In a nearly 20-minute sit-down interview with the Big Ten Network’s Dave Revsine, in which he was pressed as to why Northwestern leadership had been so publicly invisible, hadn’t released the third-party report into the school’s hazing scandal and how much damage had been done to the Northwestern brand, among other topics, Wildcats athletics director Derrick Gragg backed the school’s decision to fire football coach Pat Fitzgerald, refused to discuss the decision not to release the third-party report and likewise praised the school’s transparency.
At Big Ten Media Days Wednesday inside Lucas Oil Stadium in Indianapolis, Gragg was repeatedly pressed for answers into the scandal that has seen the school’s favored son Fitzgerald abruptly fired after an initial two-week suspension was first levied by Northwestern President Michael Schill.
Revsine directly asked Gragg what Fitzgerald should have known; asked Gragg if he had read the entire third-party report at the time Fitzgerald was first handed a two-week suspension; why Northwestern has steadfastly refused to release the third-party report by attorney Maggie Hickey of ArentFox Schiff.
-- “I was a part of the small team that delivered that message to Pat Fitzgerald,” Gragg said of informing Fitzgerald of the initial two-week suspension. “I was very involved initially.”
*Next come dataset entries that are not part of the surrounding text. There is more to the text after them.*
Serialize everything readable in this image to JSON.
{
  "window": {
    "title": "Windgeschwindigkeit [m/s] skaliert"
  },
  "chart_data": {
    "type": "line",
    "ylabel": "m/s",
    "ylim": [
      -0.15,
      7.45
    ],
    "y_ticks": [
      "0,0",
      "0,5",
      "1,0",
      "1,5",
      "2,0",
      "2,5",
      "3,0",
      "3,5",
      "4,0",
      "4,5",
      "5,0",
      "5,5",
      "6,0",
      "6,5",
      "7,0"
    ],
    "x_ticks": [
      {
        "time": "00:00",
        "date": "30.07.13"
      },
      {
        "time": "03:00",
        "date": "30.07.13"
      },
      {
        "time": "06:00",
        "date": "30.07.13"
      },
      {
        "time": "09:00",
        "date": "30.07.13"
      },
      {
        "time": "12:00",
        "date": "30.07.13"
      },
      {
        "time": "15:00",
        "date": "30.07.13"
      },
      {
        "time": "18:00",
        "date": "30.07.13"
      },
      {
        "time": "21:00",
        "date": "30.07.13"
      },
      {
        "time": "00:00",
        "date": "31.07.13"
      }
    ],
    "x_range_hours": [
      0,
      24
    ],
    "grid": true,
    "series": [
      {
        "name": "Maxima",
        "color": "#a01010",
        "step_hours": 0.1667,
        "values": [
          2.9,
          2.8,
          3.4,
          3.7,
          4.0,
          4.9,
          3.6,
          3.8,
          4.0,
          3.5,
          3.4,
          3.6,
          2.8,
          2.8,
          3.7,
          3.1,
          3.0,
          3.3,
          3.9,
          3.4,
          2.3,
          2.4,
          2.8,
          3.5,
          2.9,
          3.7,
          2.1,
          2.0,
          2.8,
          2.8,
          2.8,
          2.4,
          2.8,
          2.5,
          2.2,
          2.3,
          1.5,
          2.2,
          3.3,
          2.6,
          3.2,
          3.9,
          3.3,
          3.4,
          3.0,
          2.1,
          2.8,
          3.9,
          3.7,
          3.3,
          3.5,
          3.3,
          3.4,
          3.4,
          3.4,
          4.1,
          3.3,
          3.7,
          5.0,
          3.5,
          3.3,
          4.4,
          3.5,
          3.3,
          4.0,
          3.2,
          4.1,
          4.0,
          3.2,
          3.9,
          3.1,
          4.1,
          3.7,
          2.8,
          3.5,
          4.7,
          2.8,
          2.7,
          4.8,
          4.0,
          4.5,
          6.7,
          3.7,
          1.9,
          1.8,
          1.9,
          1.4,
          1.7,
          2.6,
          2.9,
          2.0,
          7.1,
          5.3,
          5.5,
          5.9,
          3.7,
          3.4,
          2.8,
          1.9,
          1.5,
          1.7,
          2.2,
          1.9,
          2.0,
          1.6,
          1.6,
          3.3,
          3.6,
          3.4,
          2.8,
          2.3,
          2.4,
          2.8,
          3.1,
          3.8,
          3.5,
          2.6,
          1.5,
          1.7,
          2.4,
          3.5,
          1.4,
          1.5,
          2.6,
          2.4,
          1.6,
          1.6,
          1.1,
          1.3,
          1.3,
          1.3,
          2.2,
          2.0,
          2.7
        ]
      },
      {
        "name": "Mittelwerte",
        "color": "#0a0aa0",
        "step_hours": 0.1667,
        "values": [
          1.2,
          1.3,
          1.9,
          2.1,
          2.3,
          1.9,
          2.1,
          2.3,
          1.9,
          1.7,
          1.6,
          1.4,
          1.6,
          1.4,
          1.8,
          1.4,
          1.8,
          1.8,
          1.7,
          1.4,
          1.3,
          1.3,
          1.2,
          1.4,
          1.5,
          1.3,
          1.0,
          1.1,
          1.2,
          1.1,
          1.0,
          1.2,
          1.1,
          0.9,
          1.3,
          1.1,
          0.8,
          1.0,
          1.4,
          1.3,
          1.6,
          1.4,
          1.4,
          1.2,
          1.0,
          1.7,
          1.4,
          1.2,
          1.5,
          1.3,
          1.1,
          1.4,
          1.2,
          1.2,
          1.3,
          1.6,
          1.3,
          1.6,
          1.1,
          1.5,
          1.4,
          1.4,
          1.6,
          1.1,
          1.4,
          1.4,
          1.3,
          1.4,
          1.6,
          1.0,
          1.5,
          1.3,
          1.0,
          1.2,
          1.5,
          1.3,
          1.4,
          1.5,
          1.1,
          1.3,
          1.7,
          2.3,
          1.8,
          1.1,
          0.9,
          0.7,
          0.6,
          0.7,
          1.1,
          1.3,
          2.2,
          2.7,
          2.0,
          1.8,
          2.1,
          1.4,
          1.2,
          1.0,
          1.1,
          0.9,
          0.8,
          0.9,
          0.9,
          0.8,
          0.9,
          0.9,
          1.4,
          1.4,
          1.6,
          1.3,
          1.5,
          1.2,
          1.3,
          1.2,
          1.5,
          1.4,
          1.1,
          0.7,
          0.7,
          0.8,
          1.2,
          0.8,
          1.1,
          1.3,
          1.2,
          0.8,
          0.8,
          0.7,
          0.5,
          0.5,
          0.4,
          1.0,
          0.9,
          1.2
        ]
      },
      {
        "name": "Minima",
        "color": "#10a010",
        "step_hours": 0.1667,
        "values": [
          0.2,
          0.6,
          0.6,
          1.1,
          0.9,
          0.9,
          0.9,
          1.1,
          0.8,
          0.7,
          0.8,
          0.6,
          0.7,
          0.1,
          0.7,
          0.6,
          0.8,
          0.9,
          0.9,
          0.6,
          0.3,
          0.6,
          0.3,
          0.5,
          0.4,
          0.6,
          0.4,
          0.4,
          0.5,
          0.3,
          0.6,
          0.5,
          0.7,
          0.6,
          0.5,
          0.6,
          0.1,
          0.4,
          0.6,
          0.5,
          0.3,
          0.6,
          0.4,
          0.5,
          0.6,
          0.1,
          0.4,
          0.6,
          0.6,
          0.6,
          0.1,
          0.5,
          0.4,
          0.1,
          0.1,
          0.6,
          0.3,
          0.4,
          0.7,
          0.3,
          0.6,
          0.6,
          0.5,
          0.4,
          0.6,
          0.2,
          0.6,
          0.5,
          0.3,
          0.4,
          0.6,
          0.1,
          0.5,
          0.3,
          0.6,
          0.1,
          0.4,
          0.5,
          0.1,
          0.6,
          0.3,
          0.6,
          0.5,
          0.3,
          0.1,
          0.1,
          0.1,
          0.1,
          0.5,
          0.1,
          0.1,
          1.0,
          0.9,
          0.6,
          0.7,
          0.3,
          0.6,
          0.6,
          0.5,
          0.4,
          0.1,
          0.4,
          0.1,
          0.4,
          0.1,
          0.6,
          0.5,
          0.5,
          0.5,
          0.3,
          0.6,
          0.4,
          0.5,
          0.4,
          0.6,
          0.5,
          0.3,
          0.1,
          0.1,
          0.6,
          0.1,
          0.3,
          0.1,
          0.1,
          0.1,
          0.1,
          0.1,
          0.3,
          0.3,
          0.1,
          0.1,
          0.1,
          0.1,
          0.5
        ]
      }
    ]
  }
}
-- “We’re not discussing the report and the process. I want to be very careful about what I say on the report and the process on the record. … I can’t speak to that (refusal to release Hickey’s report), but it’s a private institution and again I don’t want to get into the details of the report.”
-- Gragg cited the “complexities of the legal situation that may be occurring” as to why Wednesday marked the first time that a high-ranking member of Northwestern’s athletics or academics hierarchy had conducted a public-facing interview.
In a pro move, Revsine swiftly pointed out that Gragg was speaking to the Big Ten Network despite those same ongoing legal complexities being present – if not compounded with additional lawsuits, as well as allegations of unacceptable behavior in multiple sports, having since surface.
“Those legal complexities still exist right now,” Revsine told Gragg, who responded, “Yes, they do.”
Gragg refused to answer if he had read the entirety of Hickey’s report at the time Fitzgerald was handed the two-week suspension, which three days later was replaced with Schill’s and the school’s decision to fire Fitzgerald.
So, what should Fitzgerald have known, and does Gragg share the sentiment that Fitzgerald deserved to be fired after the initial two-week ban?
“I certainly can’t speak to what I thought Coach Fitzgerald thought about what was going on in the program,” Gragg said. “That’s not a question I would be able to get into. …
“I obviously support the president and the decision that was made.”
Revsine then pressed Gragg on the status of current Northwestern football assistant coach Matt MacPherson, the Wildcats’s safeties coach who this week was personally named as being an assistant coach who witnessed acts of hazing inside the program.
“That situation, every employee, no matter if it’s a coach or university employee, is afforded due process,” Gragg said. “So that situation is being looked into and investigated and any other allegations that come forward or in the future will be heavily vetted. …
“We don’t have a timetable on Matt, but right now he’s still an assistant coach.”
Gragg, who touted his personal work history as setting himself apart with his compliance background because “unlike most athletic directors,” Gragg directed NCAA compliance offices at Arkansas, Michigan and Missouri, said he believed in being forthright with critical information – despite moments earlier having refused to simply answer if he had or had not read the entirety of the Hickey report when Fitzgerald was first suspended and also refused to disclose why Northwestern had itself not released the report.
“I believe in integrity and telling the truth and not burying the information,” Gragg said, after enumerating his compliance bona fides.
Gragg did tell Revsine, who asked about allegations that the Northwestern football culture had reportedly perhaps been out of control for some 30 years, that he was unaware of a single earlier complaint against the program before the email that triggered the internal investigation.
“To my knowledge, no (not aware of any prior or earlier complaints about the Wildcats’s football program prior to this self-report investigation,” he said.
Gragg has been Northwestern’s AD for almost 26 months; Schill its president for less than a year. Gragg noted that the two leaders “inherited a lot of these things, most of them. It’s our job to correct them.”
He also pushed back against how much damage had been done or what the perception should be of the Northwestern brand.
“I don’t want to paint a broad brush over everyone within the athletics department. I talked to the staff about this the other day, and they turned what was basically the best year in 15-16 years athletically and academically combined as an athletic program,” Gragg said, “but nobody is recognizing that because of what is going on.
“So, I really think that is the main culture we have. We have had situations that are challenging just like other universities.”